新たなインターフェイスや機能が使えるメリット
HTML5では、新しく追加された要素や属性によって、新たなインターフェイスや機能が使えます。
新しいフォームパーツ
input要素のtype属性に指定する属性値に新たな値が多数加わり、リッチなフォームがHTMLだけで実装できるようになります。いくつかの例を紹介しましょう。
・type="datetime"
input要素のtype属性に「datetime」を指定すると、対応ブラウザーでは日付と日時を入力するインターフェイスが表示されます。Operaでは図のようにカレンダーが表示され、カレンダー上で日付を選択できます。
<input type="datetime" />
・type="number"
input要素のtype属性の値に「number」を指定すると、対応ブラウザーでは数値を入力するインターフェイスが表示されます。
<input type="number" />
・type="range"
input要素のtype属性の値に「range」を指定すると、対応ブラウザーではスライダーが表示されます。最小と最大の値や、値の刻みを指定できます。
<input type="range" />
・type="color"
input要素のtype属性の値に「color」を指定すると、対応ブラウザーでは色を選択するインターフェイスが表示されます。Operaでは、まるでネイティブアプリケーションのグラフィックソフトのように操作できます。
<input type="color" />
スマートフォンのソフトウェアキーボード
フォームパーツほどのビジュアル的なインパクトはありませんが、iPhoneなどのスマートフォンを使うときに少し便利になる属性値もあります。
・type="url"
input要素のtype属性の値に「url」を指定すると、ソフトウェアキーボードの下部に「 .」や「/」や「.com」などが表示されます。
<input type="url" />
・type="email"
input要素のtype属性の値に「email」を指定すると、ソフトウェアキーボードの下部に「@」や「.」が表示されます。
<input type="email" />
・type="tel"
input要素のtype属性の値に「tel」を指定すると、ソフトウェアキーボードがテンキーになります。
<input type="tel" />
・type="search"
input要素のtype属性の値に「search」を指定すると、ソフトウェアキーボードの「GO」が「Search」になります。
<input type="search" />
フォーム以外のインターフェイス
progress要素やmeter要素などの新要素は、対応しているブラウザーではそれぞれ専用のインターフェイスが表示されます。
・progress要素
<progress value="30" max="100"></progress>
・meter要素
<meter min="0" max="100" value="60"></meter>
Google Chromeではどちらもゲージが表示されますが、それぞれ意味が異なるゲージになっています。

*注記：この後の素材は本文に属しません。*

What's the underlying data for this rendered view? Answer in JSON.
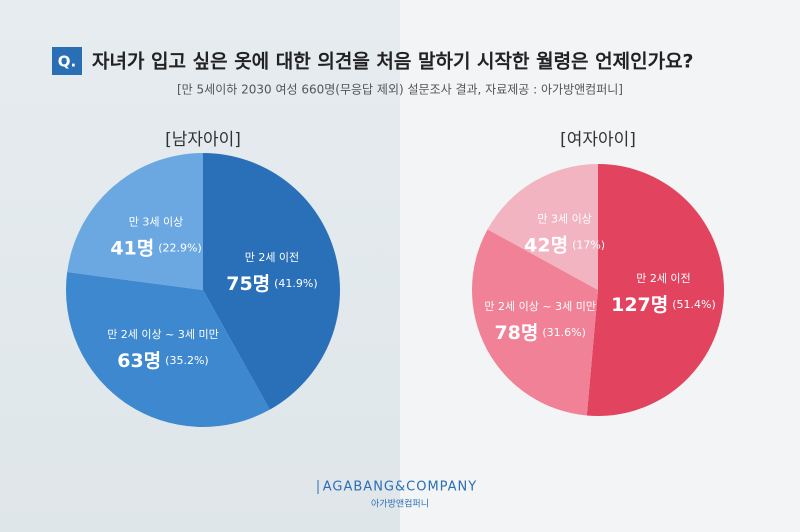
{
  "header": {
    "badge": "Q.",
    "title": "자녀가 입고 싶은 옷에 대한 의견을 처음 말하기 시작한 월령은 언제인가요?",
    "subtitle": "[만 5세이하 2030 여성 660명(무응답 제외) 설문조사 결과, 자료제공 : 아가방앤컴퍼니]"
  },
  "chart_data": [
    {
      "type": "pie",
      "title": "[남자아이]",
      "categories": [
        "만 2세 이전",
        "만 2세 이상 ~ 3세 미만",
        "만 3세 이상"
      ],
      "values": [
        75,
        63,
        41
      ],
      "value_labels": [
        "75명",
        "63명",
        "41명"
      ],
      "percents": [
        41.9,
        35.2,
        22.9
      ],
      "percent_labels": [
        "(41.9%)",
        "(35.2%)",
        "(22.9%)"
      ],
      "colors": [
        "#2a70b9",
        "#3d88cf",
        "#6ba8e1"
      ]
    },
    {
      "type": "pie",
      "title": "[여자아이]",
      "categories": [
        "만 2세 이전",
        "만 2세 이상 ~ 3세 미만",
        "만 3세 이상"
      ],
      "values": [
        127,
        78,
        42
      ],
      "value_labels": [
        "127명",
        "78명",
        "42명"
      ],
      "percents": [
        51.4,
        31.6,
        17
      ],
      "percent_labels": [
        "(51.4%)",
        "(31.6%)",
        "(17%)"
      ],
      "colors": [
        "#e2435f",
        "#f08197",
        "#f3b4c1"
      ]
    }
  ],
  "footer": {
    "brand": "AGABANG&COMPANY",
    "brand_kr": "아가방앤컴퍼니"
  }
}
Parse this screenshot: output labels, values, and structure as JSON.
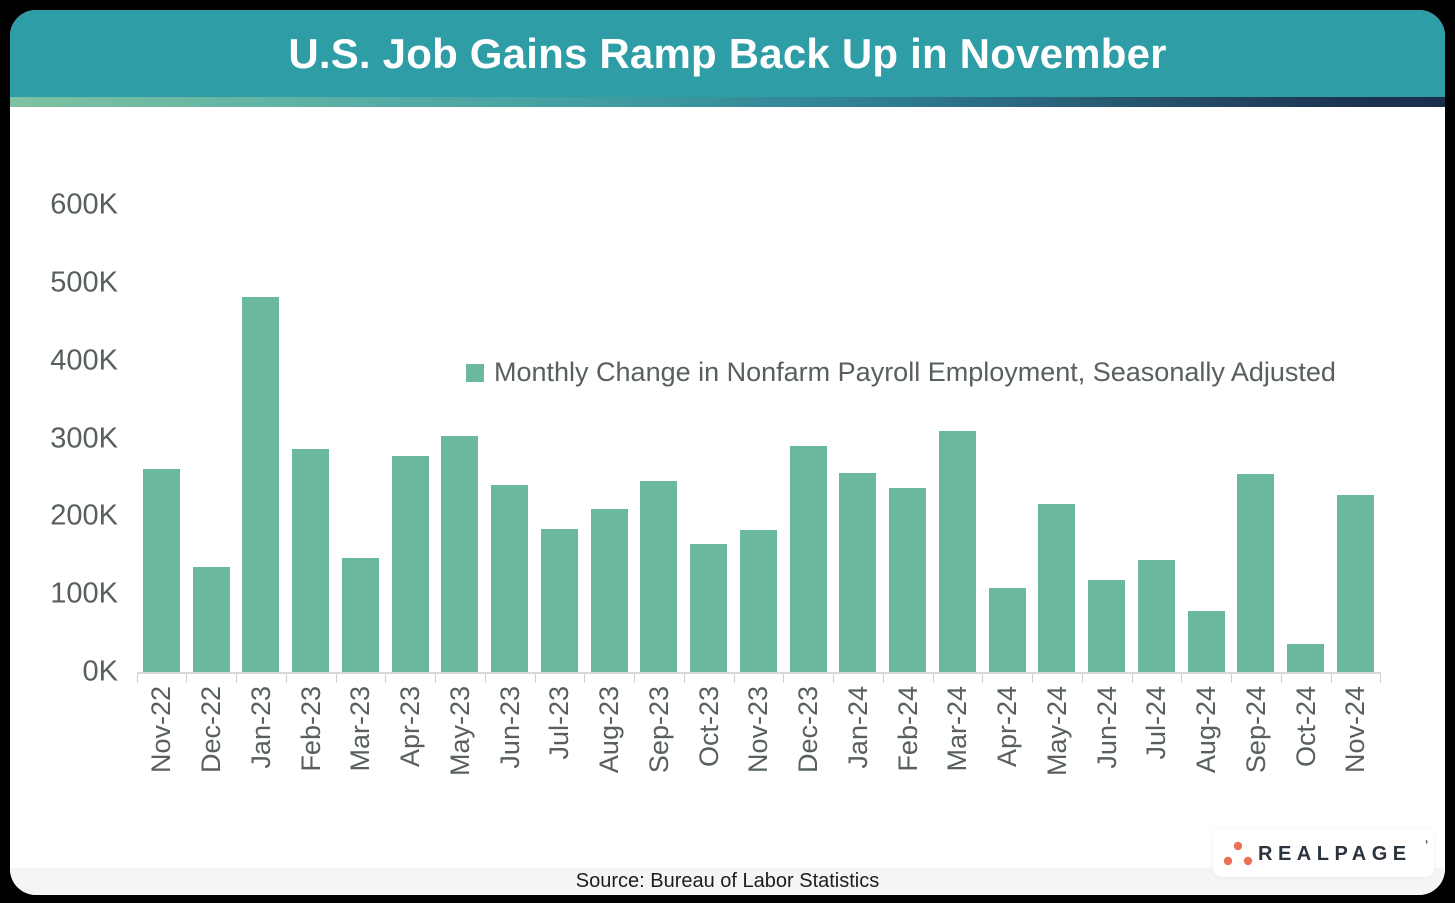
{
  "header": {
    "title": "U.S. Job Gains Ramp Back Up in November"
  },
  "chart_data": {
    "type": "bar",
    "title": "U.S. Job Gains Ramp Back Up in November",
    "legend": "Monthly Change in Nonfarm Payroll Employment, Seasonally Adjusted",
    "legend_position": "top-center",
    "grid": false,
    "xlabel": "",
    "ylabel": "",
    "ylim": [
      0,
      600
    ],
    "y_ticks": [
      {
        "value": 0,
        "label": "0K"
      },
      {
        "value": 100,
        "label": "100K"
      },
      {
        "value": 200,
        "label": "200K"
      },
      {
        "value": 300,
        "label": "300K"
      },
      {
        "value": 400,
        "label": "400K"
      },
      {
        "value": 500,
        "label": "500K"
      },
      {
        "value": 600,
        "label": "600K"
      }
    ],
    "categories": [
      "Nov-22",
      "Dec-22",
      "Jan-23",
      "Feb-23",
      "Mar-23",
      "Apr-23",
      "May-23",
      "Jun-23",
      "Jul-23",
      "Aug-23",
      "Sep-23",
      "Oct-23",
      "Nov-23",
      "Dec-23",
      "Jan-24",
      "Feb-24",
      "Mar-24",
      "Apr-24",
      "May-24",
      "Jun-24",
      "Jul-24",
      "Aug-24",
      "Sep-24",
      "Oct-24",
      "Nov-24"
    ],
    "values": [
      261,
      135,
      482,
      287,
      146,
      278,
      303,
      240,
      184,
      210,
      246,
      165,
      182,
      290,
      256,
      236,
      310,
      108,
      216,
      118,
      144,
      78,
      255,
      36,
      227
    ],
    "values_unit": "K"
  },
  "footer": {
    "source": "Source: Bureau of Labor Statistics",
    "logo_text": "REALPAGE",
    "logo_mark": "’"
  },
  "colors": {
    "bar": "#6ab89e",
    "header_background": "#2e9da6",
    "gradient_left": "#7fc2a2",
    "gradient_right": "#1a2e4c",
    "axis_text": "#58605f",
    "axis_line": "#d9d9d9",
    "source_strip": "#f5f5f6",
    "logo_dot": "#e87258",
    "logo_text_color": "#2b343c"
  }
}
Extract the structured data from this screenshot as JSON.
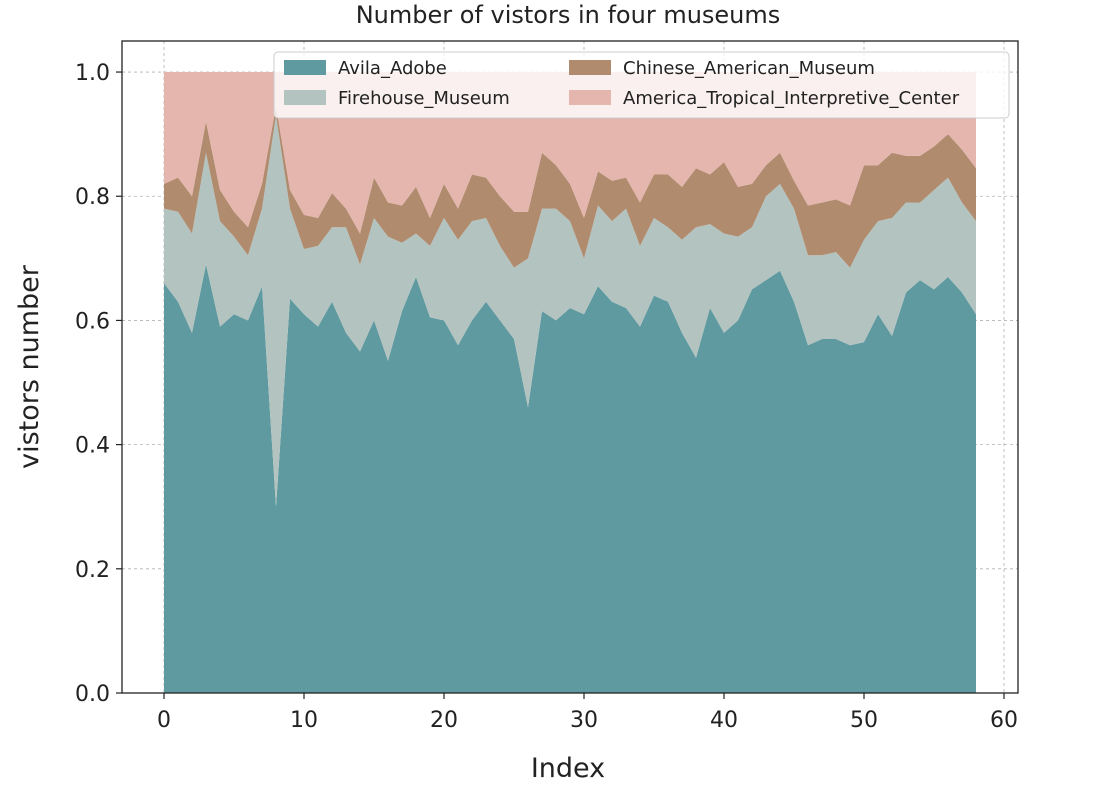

progress要素は進捗を表したい場合に、meter要素は現在の値そのものを表示したい場合に使用します。
HTML5の採用で考えられるデメリット
ここまでHTML5を採用するメリットを紹介していきましたが、現時点ではデメリットもあります。
HTML5はまだ策定中の仕様であり、勧告までにはまだ数年かかると言われています。この先、勧告までに仕様が変わる可能性があるのです。
実際にHTML5の仕様書を見てみると、つい最近にも変更されていることが分かります。
- HTML5 differences from HTML4
- http://www.w3.org/TR/html5-diff/#changelog
- W3C - 『HTML 5 differences from HTML 4』日本語訳 - HTML5.JP
- http://www.html5.jp/trans/w3c_differences.html#changelog
もし要素の削除などがあった場合は、あとあと対応が必要になることがデメリットとして挙げられるでしょう。
また、HTML5には、セクションを明示的にマークアップする方法と、文書のアウトラインを判別する方法が用意されています。HTML5でマークアップする場合はこれらを意識しながら作業を進める必要がありますが、不慣れなうちは少し戸惑うことがあるかもしれません※。
※これらの2つの方法が用意されていること自体はメリットであると言えます。詳しくは今後の連載で解説していきます。